The central bank led by Governor Tiff Macklem increased the overnight rate to 1%. According to Macklem, rates will return to what they consider the “neutral range” of 2-3%, and policy makers are ready to act “forcefully” if necessary.
In addition to it, the BoC stops buying government bonds this month in order to start reducing its balance sheet.
“The economy can withstand higher interest rates, and they are necessary,” – Macklem explained.
Such decisions point to an acceleration of what could probably be one of the most aggressive monetary tightening cycles in the history of the BoC. It means the Bank admits that it needs to exit from ultra-loose policy as fast as possible before inflation becomes completely uncontrolled.
In their new forecast, the policymakers expect the inflation to reach about 6% in the first half of this year, before going down to approximately 2.5% in the second half of 2023 and to 2% by the end of 2024.
“This isn’t the last half percent increase and I predict another one in June,” – says Derek Holt from Bank of Nova Scotia.
The officials don’t expect Canada’s economy to be negatively affected by the Russian aggressive war in Ukraine due to the nation’s commodities sector. Meanwhile, global inflationary pressures are expected to weaken. In case the latter forecast doesn’t come true, we may see more rate increases than initially planned.

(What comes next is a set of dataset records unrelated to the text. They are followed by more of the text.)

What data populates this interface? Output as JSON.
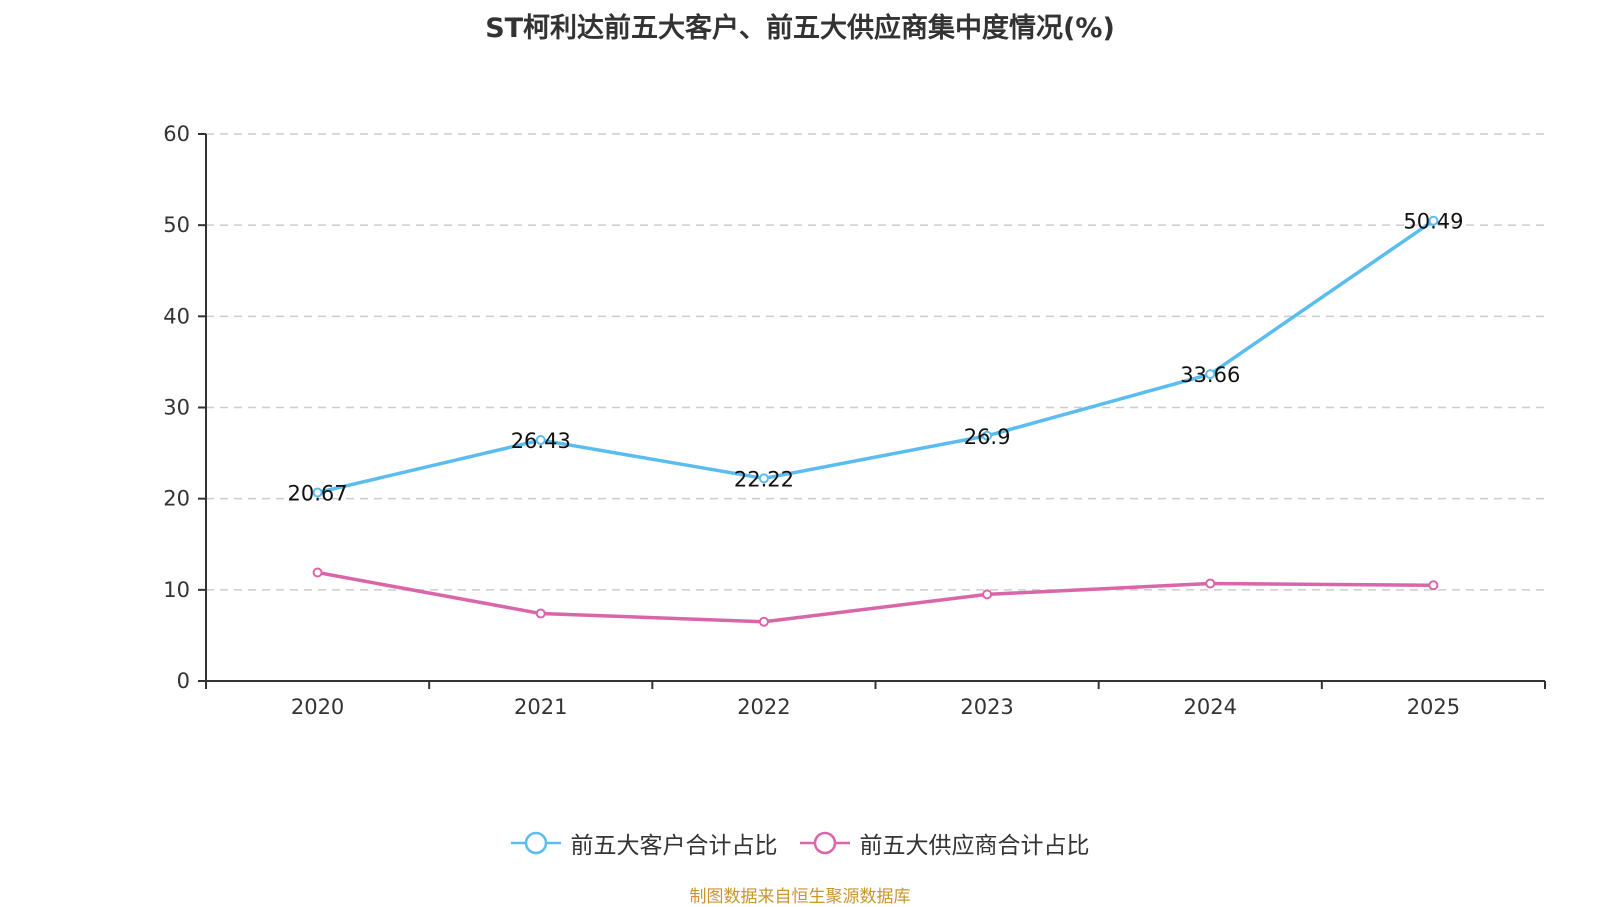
{
  "chart_data": {
    "type": "line",
    "title": "ST柯利达前五大客户、前五大供应商集中度情况(%)",
    "xlabel": "",
    "ylabel": "",
    "categories": [
      "2020",
      "2021",
      "2022",
      "2023",
      "2024",
      "2025"
    ],
    "ylim": [
      0,
      60
    ],
    "yticks": [
      "0",
      "10",
      "20",
      "30",
      "40",
      "50",
      "60"
    ],
    "grid": "horizontal-dashed",
    "legend_position": "bottom",
    "series": [
      {
        "name": "前五大客户合计占比",
        "color": "#5bbcf0",
        "values": [
          20.67,
          26.43,
          22.22,
          26.9,
          33.66,
          50.49
        ],
        "labels": [
          "20.67",
          "26.43",
          "22.22",
          "26.9",
          "33.66",
          "50.49"
        ],
        "show_labels": true
      },
      {
        "name": "前五大供应商合计占比",
        "color": "#d966a8",
        "values": [
          11.9,
          7.4,
          6.5,
          9.5,
          10.7,
          10.5
        ],
        "show_labels": false
      }
    ],
    "source": "制图数据来自恒生聚源数据库"
  }
}
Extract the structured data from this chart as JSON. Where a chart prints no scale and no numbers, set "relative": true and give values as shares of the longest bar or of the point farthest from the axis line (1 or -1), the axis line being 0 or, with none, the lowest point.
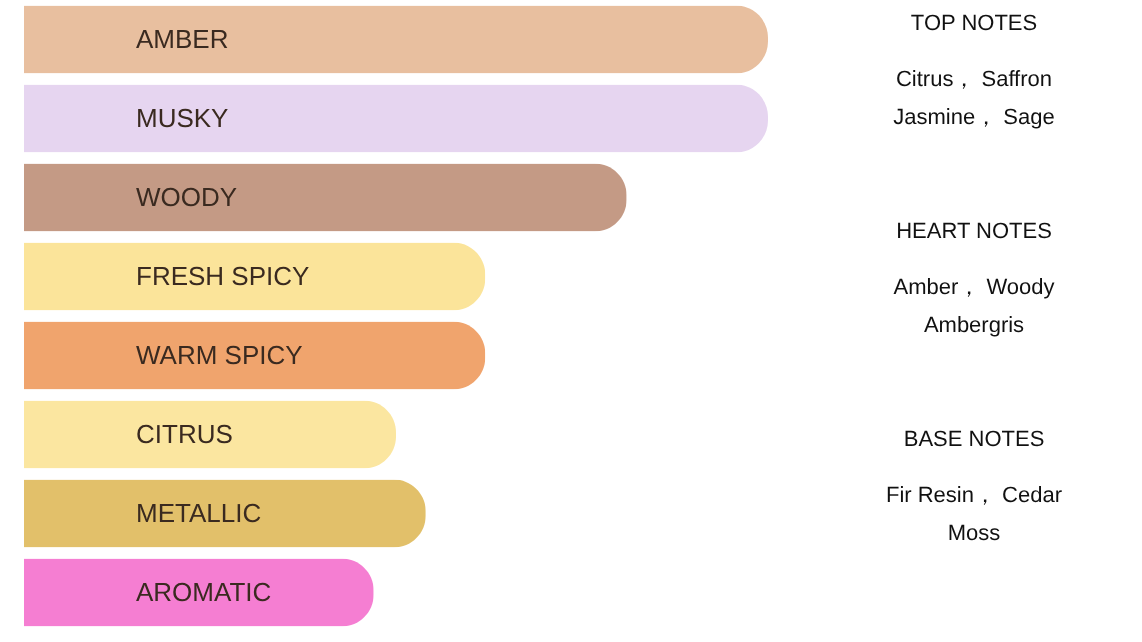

At the same time, the BoC also raised the estimate for its neutral rate by 0.25% to about 2.5%, and it gives the Bank space for hikes.
The half percent increase was the first by a Group of Seven central bank since the pandemic.
For the average variable mortgage holder today’s rate hike means higher payment starting next month. For every $100,000 of the mortgage you owe it will be approximately $24 more per month.